Chris Alexander

On Engineering

Wrestling with share buttons

12th February, 2012

New blog design means new sharing. New sharing means fiddling around with code provided by the platform providers - some of which is (vastly) better than others.

Due to constraints in the design, buttons may need to be reloaded on the page. For a “single” page with one post, this doesn’t matter. However, I wanted share to work on pages with multiple posts, such as the homepage. Due to the design (in the modal popup) the buttons would have to be regenerated depending on which share button was clicked. Easy enough to do with the data, but what about the buttons themselves?

This may seem overly complex but it has a number of advantages. The platform providers get less data about users by the buttons being rendered on-demand. It also means the page loads quicker, and we can load up the buttons while the fancy modal animation is happening, resulting in a much better experience for users.

LinkedIn’s is the worst button in this regard. You have to load the same two scripts to get it to render a button each time. One of these scripts binds itself to window.IN, and won’t let you load it twice unless you unset this in between. Bit impractical. There is also no Iframe implementation which could work around this problem.

Facebook and Twitter both have JavaScript implementations, but these don’t work when you try and re-render them. Therefore I used the Iframe implementations. Unfortunately the Twitter button seems to ignore some of its parameters in the Iframe mode (such as the large button size, despite their docs saying otherwise). Both of these result in an experience that is less than perfect - the JS implementations give you nice modal popups, whereas the Iframes generate popup windows. Fairly easy to re-render though.

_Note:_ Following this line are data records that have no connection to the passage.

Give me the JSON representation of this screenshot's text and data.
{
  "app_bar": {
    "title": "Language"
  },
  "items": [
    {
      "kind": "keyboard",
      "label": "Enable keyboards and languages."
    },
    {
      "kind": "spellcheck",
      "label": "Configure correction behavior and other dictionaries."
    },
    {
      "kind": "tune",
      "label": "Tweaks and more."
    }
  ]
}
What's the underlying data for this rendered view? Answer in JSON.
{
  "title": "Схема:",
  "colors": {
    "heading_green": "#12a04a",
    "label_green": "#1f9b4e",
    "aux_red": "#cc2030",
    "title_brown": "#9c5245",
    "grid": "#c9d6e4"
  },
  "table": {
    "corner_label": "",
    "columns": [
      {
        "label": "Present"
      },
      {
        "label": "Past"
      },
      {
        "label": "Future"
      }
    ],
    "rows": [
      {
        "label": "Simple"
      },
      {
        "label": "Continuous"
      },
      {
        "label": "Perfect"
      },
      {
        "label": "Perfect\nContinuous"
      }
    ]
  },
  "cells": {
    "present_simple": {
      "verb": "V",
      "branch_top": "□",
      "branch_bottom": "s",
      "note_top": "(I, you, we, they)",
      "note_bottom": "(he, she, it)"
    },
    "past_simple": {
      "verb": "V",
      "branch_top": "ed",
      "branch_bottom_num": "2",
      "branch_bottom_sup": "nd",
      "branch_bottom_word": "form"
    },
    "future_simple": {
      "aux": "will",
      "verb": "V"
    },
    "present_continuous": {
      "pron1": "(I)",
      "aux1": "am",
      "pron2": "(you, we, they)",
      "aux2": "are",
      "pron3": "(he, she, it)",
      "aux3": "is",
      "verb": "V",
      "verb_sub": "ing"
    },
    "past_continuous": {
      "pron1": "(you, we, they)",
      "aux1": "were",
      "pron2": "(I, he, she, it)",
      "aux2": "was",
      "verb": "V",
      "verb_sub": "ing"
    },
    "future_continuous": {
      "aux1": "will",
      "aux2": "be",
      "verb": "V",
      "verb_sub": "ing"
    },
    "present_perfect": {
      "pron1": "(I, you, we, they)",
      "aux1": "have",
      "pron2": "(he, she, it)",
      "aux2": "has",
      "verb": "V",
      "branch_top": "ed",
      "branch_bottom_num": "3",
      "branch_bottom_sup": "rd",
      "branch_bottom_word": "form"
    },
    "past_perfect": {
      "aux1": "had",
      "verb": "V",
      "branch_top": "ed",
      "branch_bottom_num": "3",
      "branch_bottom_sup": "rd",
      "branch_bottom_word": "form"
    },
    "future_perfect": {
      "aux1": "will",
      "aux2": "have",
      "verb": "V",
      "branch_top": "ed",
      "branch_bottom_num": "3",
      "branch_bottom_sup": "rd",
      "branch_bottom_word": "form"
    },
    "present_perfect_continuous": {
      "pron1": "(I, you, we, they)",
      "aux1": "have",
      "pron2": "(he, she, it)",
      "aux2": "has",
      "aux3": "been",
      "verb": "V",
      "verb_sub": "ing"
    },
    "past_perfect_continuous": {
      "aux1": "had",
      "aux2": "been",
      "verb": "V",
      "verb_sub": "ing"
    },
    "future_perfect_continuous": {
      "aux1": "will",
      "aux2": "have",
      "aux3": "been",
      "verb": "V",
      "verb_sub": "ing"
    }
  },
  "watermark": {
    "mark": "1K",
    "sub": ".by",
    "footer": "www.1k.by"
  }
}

The Google +1 button is by far the best code. You only need load one script on page load, then you can call a global function to re-render buttons at any time. So you simply need to drop a new element and then call the function to get it rendered (very quickly, as a matter of fact) and you’re done.

+1, Facebook and LinkedIn all support extra information from pages for their posting. Facebook and LinkedIn both use OpenGraph, which is reasonable as it only uses meta tags. LinkedIn is a bit picky about thumbnail size but not too bad. +1 uses Schema.org, which requires a bit more effort and some more elements (you also have to modify the HTML opening tag) but it’s also fairly easy to implement. Twitter’s share button doesn’t do any of this and accepts parameters into the Iframe, which seems ok but it doesn’t automatically shorten the text to the right length of the tweet for you which is a bit annoying. LinkedIn seems to have some problems picking up OpenGraph data from the share button too, if it hasn’t been crawled before - it just doesn’t populate any data in the popup.

All in all, a relatively painful experience for what should have been as simple as what you have to do for the +1 button four times over.